Well guess what?!  All those advantages offered by abortion are also there/also remain there if you never get pregnant in the first place!  You can take time to consider further education.  You can invest your time in learning lucrative new skills.  That is essentially what I have done.  Because, by the grace of God, there has never been the slightest risk of getting pregnant, I have been able to invest all the time I have needed into my businesses. Man, I have worked, and cried, and persevered, and reworked my business ideas dozens of times. And this has come about by obeying the word of God to avoid pre-marital sex (and avoiding marriage itself).  If I had not altogether avoided pre-marital sex or if I had gotten married, it is not impossible that I would have fallen pregnant. Then I would have had to put all of this on the back burner for the sake of finding a good steady job to look after my children.  I have found it practically impossible to find such a steady job even as a single woman, so I cannot imagine how hard it would have been as a mother, trying to find a job that was steady but also had sufficient allowance made for flexibility. And now by the grace of God my businesses finally stand on the verge of success. Women do certainly “make it” with children, it is just that it is a lot harder. There are so many systemic hurdles in your way that it is simply not that easy to give yourself over to your businesses, as clearly your children must come first. It has taken me years to get to this place. I feel as if I have learned and relearned various lessons over and over. If I had had children, I would not have had the luxury to take years to make and remake the same mistakes, or sit down and puzzle through business theory.  If I did have a business, I would have had to pick a sure winner, something that would have been guaranteed to succeed from the outset.

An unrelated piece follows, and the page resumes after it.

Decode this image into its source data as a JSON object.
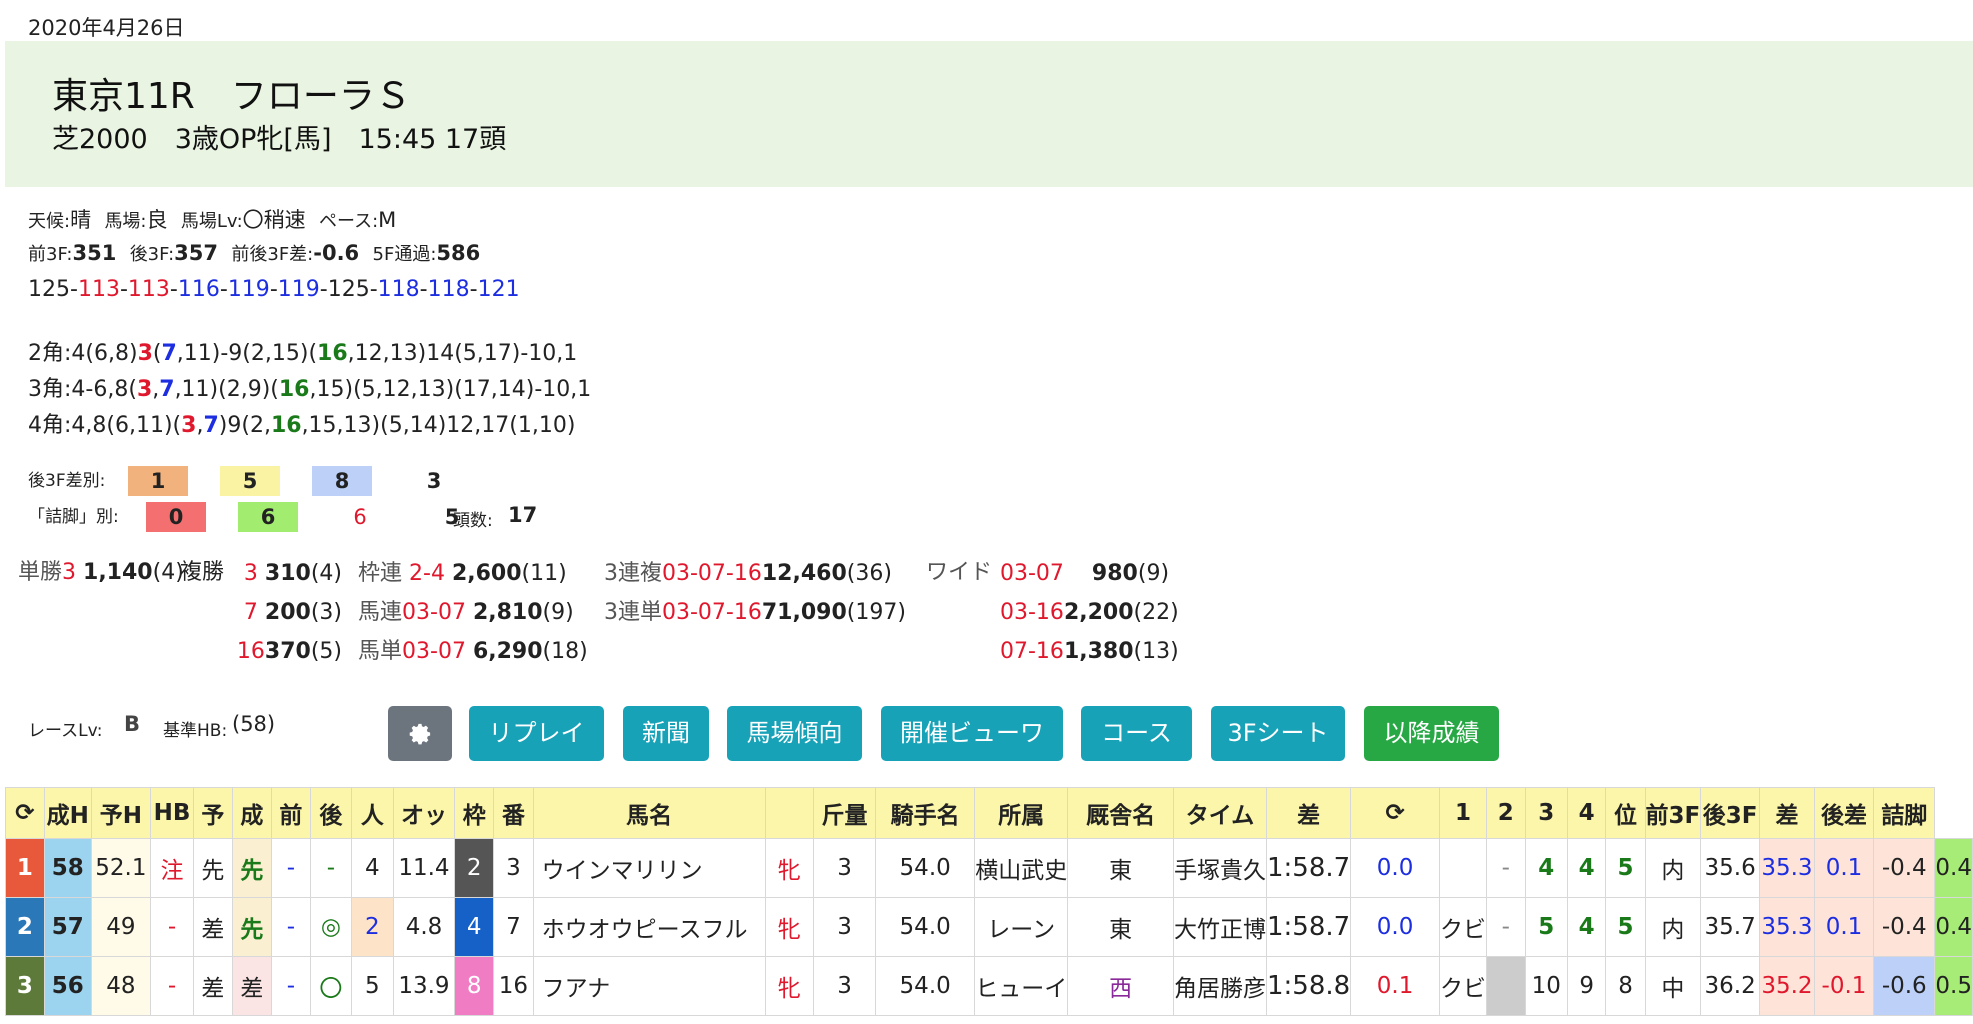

The Bible does not just instruct Christians in avoiding pre-marital sex, but also in working hard, trusting God, persevering, maintaining a positive attitude.  The Bible instructs us in seeking a stable marriage, rather than just flitting from one partner to another. So even if I had gotten married, I can be reasonably confident that it would have been to another strong Christian, and we would have formed the stable union that would have been a great foundation for bringing up a family, or attaining other kinds of success. So I might not have had these businesses, but I can be reasonably confident that I would have found other kinds of success. So these are the things that are/would have been available to me simply from obeying the words of God. And yet these things are actually incidental to my own faith. It is not because I want to have a successful business, or have a successful marriage, or walk in respectability that I am a Christian.  I am a Christian because I believe that God is real, and the words of the Bible are true. Actually, due to my faith I have often had to forfeit things like seeming respectability, or a middle-class career, and it has taken me up to now to work out that social status is actually a perk of the faith, or that is why many people claim to be Christians. (Although, due to the prosperity doctrine I have always known that faith promotes wealth. I just have never thought about it in terms of social class, because I never think about anything in terms of social class.)

(I believe that for these people, because they are Christians for the sake of social class, where the faith stops offering class is where they will leave the faith, or they will start ignoring the Bible at the point at which it stops promoting their social class.)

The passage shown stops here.